|White clematis, a welcome vine in the garden
Every gardener, at some point, should learn when it is appropriate to scream in the garden and when it is better to cuss.
First, let’s address the scream. A scream, and by scream I mean one little “eh” not a blood curdling scream that causes the neighbors to call the police, is only appropriate if you are startled or feel as though your very life, or that of your garden, is in danger.
For example, if you are looking at a lovely flower border and see a vining plant, where no vining plant should be, you should scream. Your garden is in danger!
It is in danger of being overtaken by one of the most deadly of weeds, Convolvulus arvensis, also known as field bindweed. Once established in a garden, field bindweed is nearly impossible to eradicate.
After you scream, and by scream I mean one little “eh” not a blood curdling scream that causes the neighbors to call the police, you need to take swift action to nip it literally in the bud. If you don’t, well, I could scream just thinking about how awful it would be.
Other reasons to scream include if you see a big ugly spider, if a snake slithers across your path, or if someone accidentally dumps a truckload of cement on your front garden.
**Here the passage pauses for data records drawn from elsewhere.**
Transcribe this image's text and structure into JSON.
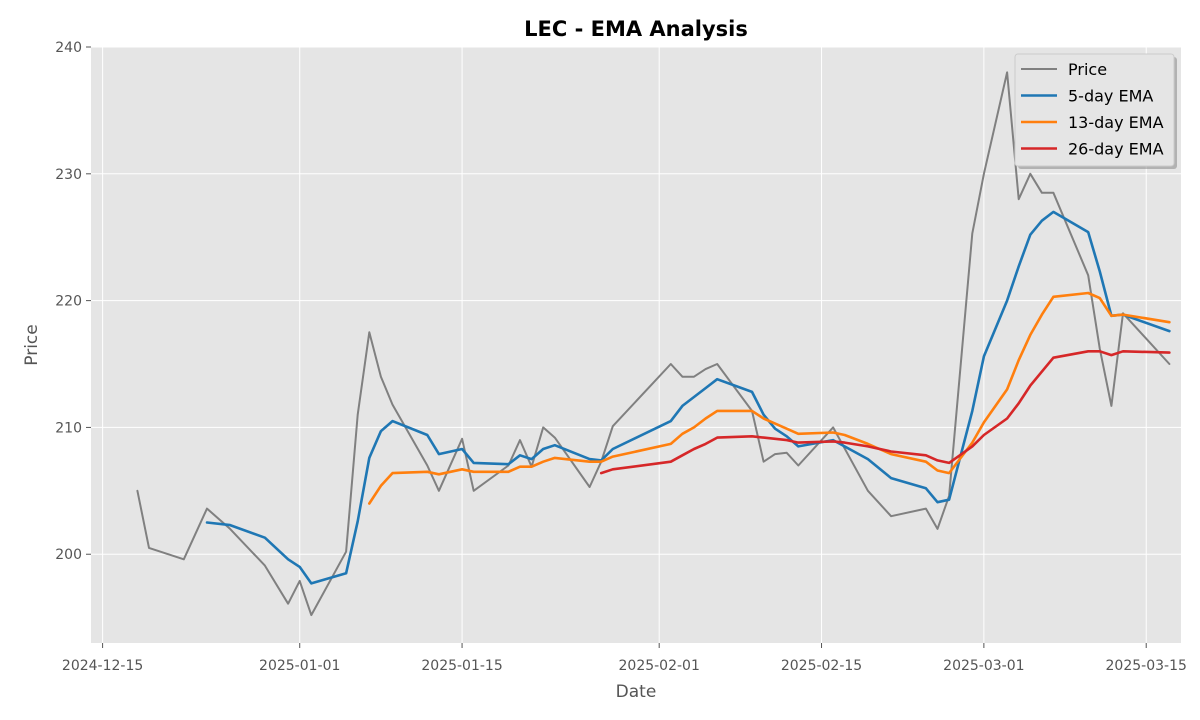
{
  "chart_data": {
    "type": "line",
    "title": "LEC - EMA Analysis",
    "xlabel": "Date",
    "ylabel": "Price",
    "x_range": [
      "2024-12-14",
      "2025-03-18"
    ],
    "ylim": [
      193,
      240
    ],
    "x_ticks": [
      "2024-12-15",
      "2025-01-01",
      "2025-01-15",
      "2025-02-01",
      "2025-02-15",
      "2025-03-01",
      "2025-03-15"
    ],
    "y_ticks": [
      200,
      210,
      220,
      230,
      240
    ],
    "grid": true,
    "legend_position": "top-right",
    "series": [
      {
        "name": "Price",
        "color": "#808080",
        "points": [
          [
            "2024-12-18",
            205.0
          ],
          [
            "2024-12-19",
            200.5
          ],
          [
            "2024-12-22",
            199.6
          ],
          [
            "2024-12-24",
            203.6
          ],
          [
            "2024-12-26",
            202.0
          ],
          [
            "2024-12-29",
            199.1
          ],
          [
            "2024-12-31",
            196.1
          ],
          [
            "2025-01-01",
            197.9
          ],
          [
            "2025-01-02",
            195.2
          ],
          [
            "2025-01-05",
            200.2
          ],
          [
            "2025-01-06",
            211.0
          ],
          [
            "2025-01-07",
            217.5
          ],
          [
            "2025-01-08",
            214.0
          ],
          [
            "2025-01-09",
            211.8
          ],
          [
            "2025-01-12",
            207.0
          ],
          [
            "2025-01-13",
            205.0
          ],
          [
            "2025-01-15",
            209.1
          ],
          [
            "2025-01-16",
            205.0
          ],
          [
            "2025-01-19",
            207.0
          ],
          [
            "2025-01-20",
            209.0
          ],
          [
            "2025-01-21",
            206.9
          ],
          [
            "2025-01-22",
            210.0
          ],
          [
            "2025-01-23",
            209.2
          ],
          [
            "2025-01-26",
            205.3
          ],
          [
            "2025-01-27",
            207.3
          ],
          [
            "2025-01-28",
            210.1
          ],
          [
            "2025-02-02",
            215.0
          ],
          [
            "2025-02-03",
            214.0
          ],
          [
            "2025-02-04",
            214.0
          ],
          [
            "2025-02-05",
            214.6
          ],
          [
            "2025-02-06",
            215.0
          ],
          [
            "2025-02-09",
            211.3
          ],
          [
            "2025-02-10",
            207.3
          ],
          [
            "2025-02-11",
            207.9
          ],
          [
            "2025-02-12",
            208.0
          ],
          [
            "2025-02-13",
            207.0
          ],
          [
            "2025-02-16",
            210.0
          ],
          [
            "2025-02-19",
            205.0
          ],
          [
            "2025-02-21",
            203.0
          ],
          [
            "2025-02-24",
            203.6
          ],
          [
            "2025-02-25",
            202.0
          ],
          [
            "2025-02-26",
            204.6
          ],
          [
            "2025-02-28",
            225.3
          ],
          [
            "2025-03-01",
            230.0
          ],
          [
            "2025-03-03",
            238.0
          ],
          [
            "2025-03-04",
            228.0
          ],
          [
            "2025-03-05",
            230.0
          ],
          [
            "2025-03-06",
            228.5
          ],
          [
            "2025-03-07",
            228.5
          ],
          [
            "2025-03-10",
            222.0
          ],
          [
            "2025-03-11",
            216.2
          ],
          [
            "2025-03-12",
            211.7
          ],
          [
            "2025-03-13",
            219.0
          ],
          [
            "2025-03-17",
            215.0
          ]
        ]
      },
      {
        "name": "5-day EMA",
        "color": "#1f77b4",
        "points": [
          [
            "2024-12-24",
            202.5
          ],
          [
            "2024-12-26",
            202.3
          ],
          [
            "2024-12-29",
            201.3
          ],
          [
            "2024-12-31",
            199.6
          ],
          [
            "2025-01-01",
            199.0
          ],
          [
            "2025-01-02",
            197.7
          ],
          [
            "2025-01-05",
            198.5
          ],
          [
            "2025-01-06",
            202.6
          ],
          [
            "2025-01-07",
            207.6
          ],
          [
            "2025-01-08",
            209.7
          ],
          [
            "2025-01-09",
            210.5
          ],
          [
            "2025-01-12",
            209.4
          ],
          [
            "2025-01-13",
            207.9
          ],
          [
            "2025-01-15",
            208.3
          ],
          [
            "2025-01-16",
            207.2
          ],
          [
            "2025-01-19",
            207.1
          ],
          [
            "2025-01-20",
            207.8
          ],
          [
            "2025-01-21",
            207.5
          ],
          [
            "2025-01-22",
            208.3
          ],
          [
            "2025-01-23",
            208.6
          ],
          [
            "2025-01-26",
            207.5
          ],
          [
            "2025-01-27",
            207.4
          ],
          [
            "2025-01-28",
            208.3
          ],
          [
            "2025-02-02",
            210.5
          ],
          [
            "2025-02-03",
            211.7
          ],
          [
            "2025-02-04",
            212.4
          ],
          [
            "2025-02-05",
            213.1
          ],
          [
            "2025-02-06",
            213.8
          ],
          [
            "2025-02-09",
            212.8
          ],
          [
            "2025-02-10",
            211.0
          ],
          [
            "2025-02-11",
            209.9
          ],
          [
            "2025-02-12",
            209.3
          ],
          [
            "2025-02-13",
            208.5
          ],
          [
            "2025-02-16",
            209.0
          ],
          [
            "2025-02-19",
            207.5
          ],
          [
            "2025-02-21",
            206.0
          ],
          [
            "2025-02-24",
            205.2
          ],
          [
            "2025-02-25",
            204.1
          ],
          [
            "2025-02-26",
            204.3
          ],
          [
            "2025-02-28",
            211.3
          ],
          [
            "2025-03-01",
            215.6
          ],
          [
            "2025-03-03",
            220.0
          ],
          [
            "2025-03-04",
            222.7
          ],
          [
            "2025-03-05",
            225.2
          ],
          [
            "2025-03-06",
            226.3
          ],
          [
            "2025-03-07",
            227.0
          ],
          [
            "2025-03-10",
            225.4
          ],
          [
            "2025-03-11",
            222.3
          ],
          [
            "2025-03-12",
            218.8
          ],
          [
            "2025-03-13",
            218.9
          ],
          [
            "2025-03-17",
            217.6
          ]
        ]
      },
      {
        "name": "13-day EMA",
        "color": "#ff7f0e",
        "points": [
          [
            "2025-01-07",
            204.0
          ],
          [
            "2025-01-08",
            205.4
          ],
          [
            "2025-01-09",
            206.4
          ],
          [
            "2025-01-12",
            206.5
          ],
          [
            "2025-01-13",
            206.3
          ],
          [
            "2025-01-15",
            206.7
          ],
          [
            "2025-01-16",
            206.5
          ],
          [
            "2025-01-19",
            206.5
          ],
          [
            "2025-01-20",
            206.9
          ],
          [
            "2025-01-21",
            206.9
          ],
          [
            "2025-01-22",
            207.3
          ],
          [
            "2025-01-23",
            207.6
          ],
          [
            "2025-01-26",
            207.3
          ],
          [
            "2025-01-27",
            207.3
          ],
          [
            "2025-01-28",
            207.7
          ],
          [
            "2025-02-02",
            208.7
          ],
          [
            "2025-02-03",
            209.5
          ],
          [
            "2025-02-04",
            210.0
          ],
          [
            "2025-02-05",
            210.7
          ],
          [
            "2025-02-06",
            211.3
          ],
          [
            "2025-02-09",
            211.3
          ],
          [
            "2025-02-10",
            210.7
          ],
          [
            "2025-02-11",
            210.3
          ],
          [
            "2025-02-12",
            209.9
          ],
          [
            "2025-02-13",
            209.5
          ],
          [
            "2025-02-16",
            209.6
          ],
          [
            "2025-02-17",
            209.4
          ],
          [
            "2025-02-19",
            208.7
          ],
          [
            "2025-02-21",
            207.9
          ],
          [
            "2025-02-24",
            207.3
          ],
          [
            "2025-02-25",
            206.6
          ],
          [
            "2025-02-26",
            206.4
          ],
          [
            "2025-02-28",
            208.8
          ],
          [
            "2025-03-01",
            210.4
          ],
          [
            "2025-03-03",
            213.0
          ],
          [
            "2025-03-04",
            215.3
          ],
          [
            "2025-03-05",
            217.3
          ],
          [
            "2025-03-06",
            218.9
          ],
          [
            "2025-03-07",
            220.3
          ],
          [
            "2025-03-10",
            220.6
          ],
          [
            "2025-03-11",
            220.2
          ],
          [
            "2025-03-12",
            218.8
          ],
          [
            "2025-03-13",
            218.9
          ],
          [
            "2025-03-17",
            218.3
          ]
        ]
      },
      {
        "name": "26-day EMA",
        "color": "#d62728",
        "points": [
          [
            "2025-01-27",
            206.4
          ],
          [
            "2025-01-28",
            206.7
          ],
          [
            "2025-02-02",
            207.3
          ],
          [
            "2025-02-03",
            207.8
          ],
          [
            "2025-02-04",
            208.3
          ],
          [
            "2025-02-05",
            208.7
          ],
          [
            "2025-02-06",
            209.2
          ],
          [
            "2025-02-09",
            209.3
          ],
          [
            "2025-02-10",
            209.2
          ],
          [
            "2025-02-11",
            209.1
          ],
          [
            "2025-02-12",
            209.0
          ],
          [
            "2025-02-13",
            208.8
          ],
          [
            "2025-02-16",
            208.9
          ],
          [
            "2025-02-17",
            208.8
          ],
          [
            "2025-02-19",
            208.5
          ],
          [
            "2025-02-21",
            208.1
          ],
          [
            "2025-02-24",
            207.8
          ],
          [
            "2025-02-25",
            207.4
          ],
          [
            "2025-02-26",
            207.2
          ],
          [
            "2025-02-28",
            208.5
          ],
          [
            "2025-03-01",
            209.4
          ],
          [
            "2025-03-03",
            210.7
          ],
          [
            "2025-03-04",
            211.9
          ],
          [
            "2025-03-05",
            213.3
          ],
          [
            "2025-03-06",
            214.4
          ],
          [
            "2025-03-07",
            215.5
          ],
          [
            "2025-03-10",
            216.0
          ],
          [
            "2025-03-11",
            216.0
          ],
          [
            "2025-03-12",
            215.7
          ],
          [
            "2025-03-13",
            216.0
          ],
          [
            "2025-03-17",
            215.9
          ]
        ]
      }
    ]
  }
}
Please note the spider, snake, and cement examples are just that, examples. They did not happen to me. And for the record, the vining plant I thought from afar might be bindweed turned out to be Celastrus orbiculatus, Oriental bittersweet, which is also a bad weed, but easier to pull out than field bindweed.
And it was a silent scream.
Now, let’s discuss when it is appropriate to cuss in the garden. And by cuss, I mean only use the gardener’s cuss word, frass.
An example of an appropriate occasion to cuss is when you go out to your vegetable garden and see that the rabbits have found your edamame plants, which you left unprotected. When that happens, you can certainly cuss, and by cuss I mean only use the gardener’s cuss word, frass.
|Frass! Look what those rabbits ate!
Then you go grab the plastic forks which earlier you had placed around the pepper plants to protect them from the rabbits, and put them around the edamame and hope for the best.
Other occasions for cussing, and by cussing I mean only use the gardener’s cuss word, frass, include when you are weeding in a flower border and accidentally step on or cut off a flower bud just as it was beginning to open.
Or if you finish weeding and have just put your gloves and tools away and then spy a gigantic thorny, nasty thistle hiding amongst the asters.
Or if you find that some insect has chewed off most of the leaves of your columbine.
You get the idea. Scream when there is danger that might affect you or your garden. Cuss when you are annoyed. Follow these simple guidelines and you’ll sound like the most experienced gardener in the neighborhood, even if you just started gardening yesterday.
Then once you’ve mastered screaming and cussing, I’ll teach you when to laugh and when to whistle in the garden. All part of my efforts to give back, to help educate other gardeners.